Many Americans who find themselves unemployed are surprised on April 15th when they owe taxes on unemployment benefits. You can be prepared for these taxes so that you are not caught off guard during the tax season.
Since most unemployment insurance is withheld from your check while you're employed, this money is not taxable. However, anything over the amount you paid in premiums is taxable. There are other things to consider such as private unemployment insurance, union unemployment benefits and state employees benefits. These categories may have different tax laws applicable to them depending on the source of the benefits.
Have Taxes Withheld
You can have taxes withheld from your weekly checks and automatically sent to the IRS. Pensions and partial earnings would be subtracted before the final amount is taxed. These unemployment taxes make up approximately 15 percent of your total unemployment benefits.
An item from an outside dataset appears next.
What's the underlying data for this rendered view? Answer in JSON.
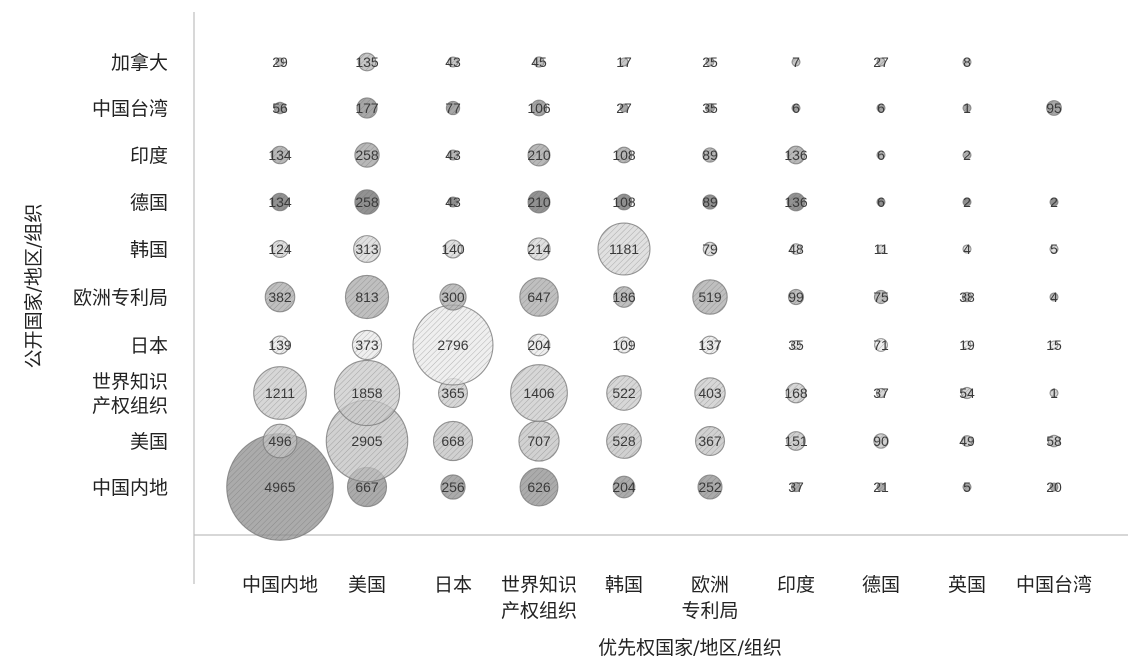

You can set this up by completing a W-4 form and mailing it to the IRS.
Make Estimated Payments
You can make estimated payments every quarter to the IRS that will meet your tax requirements. Most people choose to do this instead of withholding taxes because weekly unemployment checks are minimal and the money is needed for family expenses.
In 2009, laws were passed which made the first $2,400 of unemployment, non-taxable. This was a move to give relief to the unemployed. Laws like this change from year to year. Keep up with these changes so that you will know what to expect when you file your taxes.